Leute, die das erste Album mochten, werden das neue Album hoffentlich als eine Weiterentwicklung begreifen und die Veränderungen nachvollziehen können. Ich denke, die Musik, die wir machen, entsteht aus einer allgemeinen Frustration über die gegenwärtigen Zustände. Alles passiert so schnell, stagniert aber im gleichen Moment auch wieder.

[F]Wenn man euch live sieht, ist das ein gewaltiger Unterschied zu eurem Album. Wie erklärst du diese Diskrepanz?
[A]Ja, die Energie unserer Live-Show kommt auf der neuen EP besser rüber. Aber das passiert vermutlich, wenn man ein Album in einen Live-Kontext transferiert. Alles wird auf die wesentlichen Dinge reduziert. Auf dem Album gibt es unzählige Extra-Spuren, zufällige Geräusche und diverse Effekte. Auf der Bühne hast du halt nur deine Instrumente.

[F]Wie schreibt ihr denn eure Songs?
[A]Ryan ist der Hauptsongwriter. Er strukturiert die Songs, bringt fertige Akkordfolgen mit und gibt uns immer wieder Impulse, wie wir welchen Part spielen könnten. Ryan ist auch für die gesamte Abmischung und Produktion verantwortlich. So wurde das Album zum Beispiel in seinem Keller aufgenommen. Für die EP sind wir mit unseren Instrumenten in seinen alten Schuppen umgezogen und haben die Wände mit Tüchern abgehängt für den richtigen Sound.

[F]Ihr habt somit euer eigenes Studio. Allerdings könntet ihr euch jetzt mit Arts&Crafts im Rücken auch ein „richtiges“ Studio leisten.
[A]Nun, ich mag diesen DIY-Aspekt. Sicher kann man nicht sagen, was die Zukunft bringen wird. Ryan sieht das genauso. Wenn du drei Uhr morgens mit einer Song-Idee aufwachst, brauchst du eben nur in den Keller zu gehen und nimmst sie auf. Du musst nicht warten oder Rücksicht auf freie Studiozeiten nehmen. Es ist ein viel natürlicherer Prozess.

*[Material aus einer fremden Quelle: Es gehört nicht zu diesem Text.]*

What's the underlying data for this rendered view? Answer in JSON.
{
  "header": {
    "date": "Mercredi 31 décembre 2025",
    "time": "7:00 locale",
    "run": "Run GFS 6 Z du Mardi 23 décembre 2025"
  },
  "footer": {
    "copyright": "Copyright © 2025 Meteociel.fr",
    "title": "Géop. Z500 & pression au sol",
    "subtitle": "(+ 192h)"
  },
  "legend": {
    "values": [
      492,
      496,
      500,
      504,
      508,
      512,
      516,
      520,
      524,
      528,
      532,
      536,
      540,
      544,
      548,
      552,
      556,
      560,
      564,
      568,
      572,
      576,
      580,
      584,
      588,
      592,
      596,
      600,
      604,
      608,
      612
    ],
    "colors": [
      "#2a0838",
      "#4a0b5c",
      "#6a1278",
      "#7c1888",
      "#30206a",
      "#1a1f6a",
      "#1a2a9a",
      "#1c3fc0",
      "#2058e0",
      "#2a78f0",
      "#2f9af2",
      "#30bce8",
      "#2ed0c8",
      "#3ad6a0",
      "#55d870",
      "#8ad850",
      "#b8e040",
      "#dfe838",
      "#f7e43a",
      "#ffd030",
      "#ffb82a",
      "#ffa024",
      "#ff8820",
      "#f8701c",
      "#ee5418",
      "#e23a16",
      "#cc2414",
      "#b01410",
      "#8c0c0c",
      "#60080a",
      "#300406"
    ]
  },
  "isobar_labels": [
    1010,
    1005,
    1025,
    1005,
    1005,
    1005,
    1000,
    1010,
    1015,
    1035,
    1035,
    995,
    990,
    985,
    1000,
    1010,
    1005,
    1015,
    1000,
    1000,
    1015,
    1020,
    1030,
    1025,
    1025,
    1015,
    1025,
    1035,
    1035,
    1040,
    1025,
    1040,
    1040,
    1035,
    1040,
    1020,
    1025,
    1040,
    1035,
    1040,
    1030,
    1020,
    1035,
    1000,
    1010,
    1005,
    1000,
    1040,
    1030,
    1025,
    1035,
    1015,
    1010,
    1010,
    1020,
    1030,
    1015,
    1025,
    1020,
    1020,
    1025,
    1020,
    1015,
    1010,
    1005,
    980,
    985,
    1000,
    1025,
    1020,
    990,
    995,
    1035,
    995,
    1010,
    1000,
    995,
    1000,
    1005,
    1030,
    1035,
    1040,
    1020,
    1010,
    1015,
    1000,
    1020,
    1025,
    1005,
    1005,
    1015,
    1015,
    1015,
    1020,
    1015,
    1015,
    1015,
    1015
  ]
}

[F]Wie weit seid ihr denn mit dem Nachfolger zu eurem Debüt?
[A]Wir sind schon dabei, neue Songs zu schreiben. Das passiert eigentlich kontinuierlich. Ich kann jedoch noch nicht sagen, wann wir sie aufnehmen werden. Im Moment steht erst mal die Tour an. Wie es danach weiter geht, wann die nächste Tour kommt, wann wir wieder zu Hause sein werden, weiß ich selbst nicht.

[F]Bei Arts&Crafts ist ja ein reger Austausch von Musikern unter den verschiedenen Bands üblich. Kann man also erwarten, dass sich auch auf eurem nächsten Album verschiedene Gastmusiker tummeln werden?
[A]Das hoffe ich doch! Wir versuchen, eine Bläserfraktion zu bekommen. Chris von Stars spielt French Horn, Evan Cranley spielt Trompete. Adrian selbst spielt Posaune.

[F]Im letzten Jahr haben sich die Ereignisse ja ziemlich überschlagen…
[A]Oh ja, speziell für mich. Das ist meine erste Band. Ich kam dazu, kurz danach fingen wir schon an, live zu spielen, dann die Tour durch Amerika letzten Juni. Und es ging immer so weiter. Sehr verrückt. Wir hatten gerade mal drei Wochen Pause, um überhaupt mal durchzuatmen. Es ist schon anstrengend. Aber wir sind noch nicht an dem Punkt, wo man es nicht mehr genießen könnte. Es ist eher, als ob man die ganze Zeit in einem verrückten traumähnlichen Zustand lebt.

[F]Was hat es eigentlich mit eurem Namen auf sich?
[A]Den haben wir bei der „Most Serene Republic Of Venice“ [„Serenissima Repubblica di Venezia“ – ein Stadtstaat, der im Mittelalter existierte] entliehen. Kunst und Wissenschaft waren dort gleichberechtigt und haben sich gegenseitig befruchtet. Das war Ryans Idee. Er beschäftigt sich ziemlich viel mit Musiktheorie und –historie.